Ветер относил наши голоса в сторону, и Иван не слышал. Первые капли дождя, крупные, как вишни, брызнули наконец с небес.
— Надо идти пешком, — сказал Марков.
И в эту минуту Иван как раз вышел на берег, увидал нас и замахал руками. Мы ещё успели увидеть, как он подбежал к лодке и столкнул её в воду, и тут же хлынул такой великолепный ливень, что озеро совсем скрылось за дождевыми потоками. Я только чувствовал, что меня как будто бьют по плечам и по голове многохвостой резиновой плёткой, и слышал шум булькающей воды, как бывает, когда кипит в кастрюле суп, только кастрюля была огромная — с целое озеро.
Кажется, я впервые попал под такой дождь.
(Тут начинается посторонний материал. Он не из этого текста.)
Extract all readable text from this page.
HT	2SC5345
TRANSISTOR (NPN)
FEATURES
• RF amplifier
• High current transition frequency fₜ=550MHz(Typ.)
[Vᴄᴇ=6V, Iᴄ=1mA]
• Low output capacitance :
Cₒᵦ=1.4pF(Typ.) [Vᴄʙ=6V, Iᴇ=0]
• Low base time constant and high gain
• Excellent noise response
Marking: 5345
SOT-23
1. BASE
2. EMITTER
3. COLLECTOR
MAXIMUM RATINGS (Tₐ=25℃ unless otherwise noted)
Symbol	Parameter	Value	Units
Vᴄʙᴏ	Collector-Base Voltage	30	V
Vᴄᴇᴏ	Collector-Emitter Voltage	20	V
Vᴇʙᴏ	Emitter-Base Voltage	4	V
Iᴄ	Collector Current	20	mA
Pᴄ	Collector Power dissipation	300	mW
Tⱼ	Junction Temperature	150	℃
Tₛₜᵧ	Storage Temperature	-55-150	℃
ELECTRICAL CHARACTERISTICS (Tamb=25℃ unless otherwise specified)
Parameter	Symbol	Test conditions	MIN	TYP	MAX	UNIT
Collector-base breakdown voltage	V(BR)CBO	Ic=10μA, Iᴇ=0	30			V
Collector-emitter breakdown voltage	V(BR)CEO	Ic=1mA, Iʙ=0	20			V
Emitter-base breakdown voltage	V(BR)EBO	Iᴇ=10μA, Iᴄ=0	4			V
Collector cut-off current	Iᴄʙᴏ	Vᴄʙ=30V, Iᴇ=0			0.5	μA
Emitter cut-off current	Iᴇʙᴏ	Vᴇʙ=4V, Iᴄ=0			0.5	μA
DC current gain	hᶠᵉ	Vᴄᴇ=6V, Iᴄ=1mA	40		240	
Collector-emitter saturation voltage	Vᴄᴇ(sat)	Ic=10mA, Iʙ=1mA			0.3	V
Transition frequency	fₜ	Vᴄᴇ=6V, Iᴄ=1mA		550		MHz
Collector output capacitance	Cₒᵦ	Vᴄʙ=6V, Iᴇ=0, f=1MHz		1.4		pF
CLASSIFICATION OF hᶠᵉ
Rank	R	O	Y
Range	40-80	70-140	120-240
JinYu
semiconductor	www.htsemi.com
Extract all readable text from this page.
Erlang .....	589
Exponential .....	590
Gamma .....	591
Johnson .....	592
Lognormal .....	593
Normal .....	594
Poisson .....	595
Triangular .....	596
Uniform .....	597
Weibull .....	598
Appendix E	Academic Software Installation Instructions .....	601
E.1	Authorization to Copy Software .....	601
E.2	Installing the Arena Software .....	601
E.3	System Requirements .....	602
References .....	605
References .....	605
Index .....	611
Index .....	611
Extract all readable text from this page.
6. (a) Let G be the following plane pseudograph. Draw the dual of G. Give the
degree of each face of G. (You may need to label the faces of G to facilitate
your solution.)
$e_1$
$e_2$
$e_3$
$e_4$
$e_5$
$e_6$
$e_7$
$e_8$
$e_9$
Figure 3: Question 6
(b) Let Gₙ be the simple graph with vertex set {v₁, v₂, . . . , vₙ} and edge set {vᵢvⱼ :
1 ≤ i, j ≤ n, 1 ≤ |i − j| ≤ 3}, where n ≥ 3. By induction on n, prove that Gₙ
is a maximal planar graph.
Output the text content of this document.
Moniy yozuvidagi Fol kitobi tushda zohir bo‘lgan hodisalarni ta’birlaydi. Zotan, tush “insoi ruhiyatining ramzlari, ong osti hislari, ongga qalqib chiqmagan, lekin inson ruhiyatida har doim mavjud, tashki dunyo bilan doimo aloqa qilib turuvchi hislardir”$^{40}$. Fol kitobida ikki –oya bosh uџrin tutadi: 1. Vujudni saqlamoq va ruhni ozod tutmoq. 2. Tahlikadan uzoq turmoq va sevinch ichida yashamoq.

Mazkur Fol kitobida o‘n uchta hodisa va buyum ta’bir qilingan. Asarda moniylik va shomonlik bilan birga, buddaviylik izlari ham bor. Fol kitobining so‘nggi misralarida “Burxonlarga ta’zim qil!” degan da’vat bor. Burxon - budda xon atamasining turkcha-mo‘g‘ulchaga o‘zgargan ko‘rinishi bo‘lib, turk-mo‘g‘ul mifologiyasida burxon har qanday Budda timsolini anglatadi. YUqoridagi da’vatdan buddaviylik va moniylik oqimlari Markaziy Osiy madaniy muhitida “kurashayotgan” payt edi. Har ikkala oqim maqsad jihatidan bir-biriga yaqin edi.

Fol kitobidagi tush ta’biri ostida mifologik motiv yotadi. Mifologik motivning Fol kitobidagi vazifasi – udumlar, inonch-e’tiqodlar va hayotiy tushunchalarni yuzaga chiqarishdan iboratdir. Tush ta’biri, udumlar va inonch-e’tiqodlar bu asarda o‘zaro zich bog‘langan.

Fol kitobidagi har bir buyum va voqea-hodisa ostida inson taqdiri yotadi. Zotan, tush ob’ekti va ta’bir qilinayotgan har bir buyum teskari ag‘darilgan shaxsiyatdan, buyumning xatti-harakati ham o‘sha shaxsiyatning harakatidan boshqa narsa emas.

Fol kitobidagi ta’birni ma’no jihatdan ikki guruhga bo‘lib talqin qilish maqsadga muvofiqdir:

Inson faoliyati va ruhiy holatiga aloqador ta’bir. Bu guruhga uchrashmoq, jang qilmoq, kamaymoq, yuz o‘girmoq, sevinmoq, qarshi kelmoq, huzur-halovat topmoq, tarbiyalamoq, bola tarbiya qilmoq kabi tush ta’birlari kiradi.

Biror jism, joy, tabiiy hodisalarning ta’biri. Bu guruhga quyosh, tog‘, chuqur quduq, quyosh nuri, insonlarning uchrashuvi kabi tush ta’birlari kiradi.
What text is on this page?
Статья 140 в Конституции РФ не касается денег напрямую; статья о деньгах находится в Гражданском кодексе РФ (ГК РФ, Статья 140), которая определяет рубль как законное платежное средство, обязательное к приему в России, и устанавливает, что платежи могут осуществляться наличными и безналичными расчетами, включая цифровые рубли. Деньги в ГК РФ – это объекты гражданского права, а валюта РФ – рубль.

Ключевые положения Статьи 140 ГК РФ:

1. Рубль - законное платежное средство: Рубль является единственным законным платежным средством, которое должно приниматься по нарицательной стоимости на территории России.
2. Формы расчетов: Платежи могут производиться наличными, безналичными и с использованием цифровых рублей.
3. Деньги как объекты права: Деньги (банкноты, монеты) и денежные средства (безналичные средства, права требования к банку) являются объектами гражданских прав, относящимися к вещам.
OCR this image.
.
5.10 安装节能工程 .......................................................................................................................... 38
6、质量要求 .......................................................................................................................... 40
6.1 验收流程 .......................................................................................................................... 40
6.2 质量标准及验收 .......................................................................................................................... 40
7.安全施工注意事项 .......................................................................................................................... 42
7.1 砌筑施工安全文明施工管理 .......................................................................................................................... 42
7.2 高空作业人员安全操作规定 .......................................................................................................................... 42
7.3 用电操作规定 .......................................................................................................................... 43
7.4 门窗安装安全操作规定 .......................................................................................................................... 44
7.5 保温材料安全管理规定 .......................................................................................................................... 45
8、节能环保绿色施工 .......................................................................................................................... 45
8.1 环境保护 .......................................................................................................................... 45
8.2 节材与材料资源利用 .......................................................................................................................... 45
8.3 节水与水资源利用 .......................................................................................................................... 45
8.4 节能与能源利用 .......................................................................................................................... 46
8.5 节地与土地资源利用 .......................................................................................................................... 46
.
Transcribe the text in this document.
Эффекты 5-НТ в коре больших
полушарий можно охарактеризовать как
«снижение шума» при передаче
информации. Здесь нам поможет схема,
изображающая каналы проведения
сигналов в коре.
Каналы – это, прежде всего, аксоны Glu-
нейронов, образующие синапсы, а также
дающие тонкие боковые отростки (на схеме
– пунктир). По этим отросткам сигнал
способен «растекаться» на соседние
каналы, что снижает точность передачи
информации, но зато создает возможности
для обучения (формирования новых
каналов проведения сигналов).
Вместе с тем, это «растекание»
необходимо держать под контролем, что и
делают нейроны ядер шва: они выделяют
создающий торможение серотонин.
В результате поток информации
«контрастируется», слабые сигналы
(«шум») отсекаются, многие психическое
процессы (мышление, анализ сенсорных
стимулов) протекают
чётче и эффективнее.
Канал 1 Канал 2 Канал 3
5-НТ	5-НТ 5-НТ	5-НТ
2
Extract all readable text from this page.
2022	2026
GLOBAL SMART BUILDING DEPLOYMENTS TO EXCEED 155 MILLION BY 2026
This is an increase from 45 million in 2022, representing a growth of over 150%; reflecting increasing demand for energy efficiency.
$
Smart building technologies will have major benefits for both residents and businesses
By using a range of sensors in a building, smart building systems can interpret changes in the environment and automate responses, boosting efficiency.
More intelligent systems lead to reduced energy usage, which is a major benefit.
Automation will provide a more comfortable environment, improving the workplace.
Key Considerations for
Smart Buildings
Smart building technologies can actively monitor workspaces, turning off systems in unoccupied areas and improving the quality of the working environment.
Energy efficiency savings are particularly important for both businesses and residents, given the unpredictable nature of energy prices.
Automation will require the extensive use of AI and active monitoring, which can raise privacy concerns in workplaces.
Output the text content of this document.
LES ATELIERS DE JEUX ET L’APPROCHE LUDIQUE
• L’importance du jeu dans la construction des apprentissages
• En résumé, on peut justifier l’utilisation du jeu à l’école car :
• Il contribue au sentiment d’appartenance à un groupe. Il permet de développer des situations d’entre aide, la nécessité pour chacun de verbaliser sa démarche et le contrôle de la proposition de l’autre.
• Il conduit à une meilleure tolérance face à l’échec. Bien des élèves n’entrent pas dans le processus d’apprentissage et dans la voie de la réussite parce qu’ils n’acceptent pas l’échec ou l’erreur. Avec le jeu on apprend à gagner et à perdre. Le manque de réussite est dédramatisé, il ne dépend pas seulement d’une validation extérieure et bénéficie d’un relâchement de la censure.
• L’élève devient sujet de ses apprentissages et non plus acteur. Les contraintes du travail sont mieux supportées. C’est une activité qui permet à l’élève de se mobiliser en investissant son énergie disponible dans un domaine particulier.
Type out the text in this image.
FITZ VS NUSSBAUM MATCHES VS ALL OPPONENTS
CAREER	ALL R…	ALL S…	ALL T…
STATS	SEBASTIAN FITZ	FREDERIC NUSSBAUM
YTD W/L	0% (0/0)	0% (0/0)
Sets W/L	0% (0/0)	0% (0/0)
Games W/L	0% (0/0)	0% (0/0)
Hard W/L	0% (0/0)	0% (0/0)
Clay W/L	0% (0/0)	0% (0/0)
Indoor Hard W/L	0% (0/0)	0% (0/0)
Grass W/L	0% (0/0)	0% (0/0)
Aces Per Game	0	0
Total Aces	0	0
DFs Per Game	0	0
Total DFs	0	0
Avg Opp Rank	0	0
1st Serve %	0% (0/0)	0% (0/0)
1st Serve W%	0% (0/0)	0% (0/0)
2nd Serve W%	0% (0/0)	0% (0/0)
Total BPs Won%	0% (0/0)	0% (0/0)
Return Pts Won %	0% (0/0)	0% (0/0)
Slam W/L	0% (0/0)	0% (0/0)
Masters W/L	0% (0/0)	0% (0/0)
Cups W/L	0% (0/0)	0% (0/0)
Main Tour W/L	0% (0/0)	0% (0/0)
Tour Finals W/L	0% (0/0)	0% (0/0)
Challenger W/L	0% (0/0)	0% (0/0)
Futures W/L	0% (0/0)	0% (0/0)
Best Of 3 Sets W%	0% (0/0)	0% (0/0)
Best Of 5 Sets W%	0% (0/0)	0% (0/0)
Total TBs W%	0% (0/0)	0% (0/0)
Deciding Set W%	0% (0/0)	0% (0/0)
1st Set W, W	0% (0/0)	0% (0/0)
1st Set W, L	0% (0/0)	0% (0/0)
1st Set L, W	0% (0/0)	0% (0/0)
Спрятаться от него было некуда. Мы и не пытались. Стояли и ждали, когда он иссякнет. Ждать пришлось долго. Но в конце концов дождь выдохся, поубавил свой напор. И тут наша резиновая лодка ткнулась тупым носом в промокший берег. Мы подняли лодку и вылили из неё воду, как из глубокой миски. А потом снова опустили лодку на воду и разместились на упругих бортах. Я сел на вёсла.
Грести было тяжело. Вёсла лениво ворочались на резиновых уключинах. Но я грёб, грёб, размеренно, беспрестанно — вёсла в воду, вёсла над водой, вёсла в воду, вёсла над водой, вёсла в воду, вёсла над водой… Мне теперь не было холодно, дождь казался тёплым. Наверное, он был разбавлен моим по́том.
— Давай я сяду на вёсла, — предложил Карпис, когда проплыли уже за середину озера.
— Я не устал.
Не сдавайся, Григорий Кузин. Держись, Григорий Кузин. Ещё раз… Берег уже близко. А ну-ка, ещё… Ещё разик, да ещё раз…
Лодка не успела стукнуться о кромку берега, как Марков первым прямо в одежде опрокинулся в озеро. За ним прыгнула Светлана. И Карпис. Я вытянул на берег лодку и тоже, не раздеваясь, разбежался и прыгнул в воду.
Костры геологов
Пока мы обедали в палатке, дождь перестал. А к вечеру на небе не осталось ни одной тучки, и умытое солнце повисло над горой.
— Может, пойдём играть в волейбол? — сказал Карпис.
— С ума сошёл! — нахмурилась Светлана. — Трава совсем мокрая.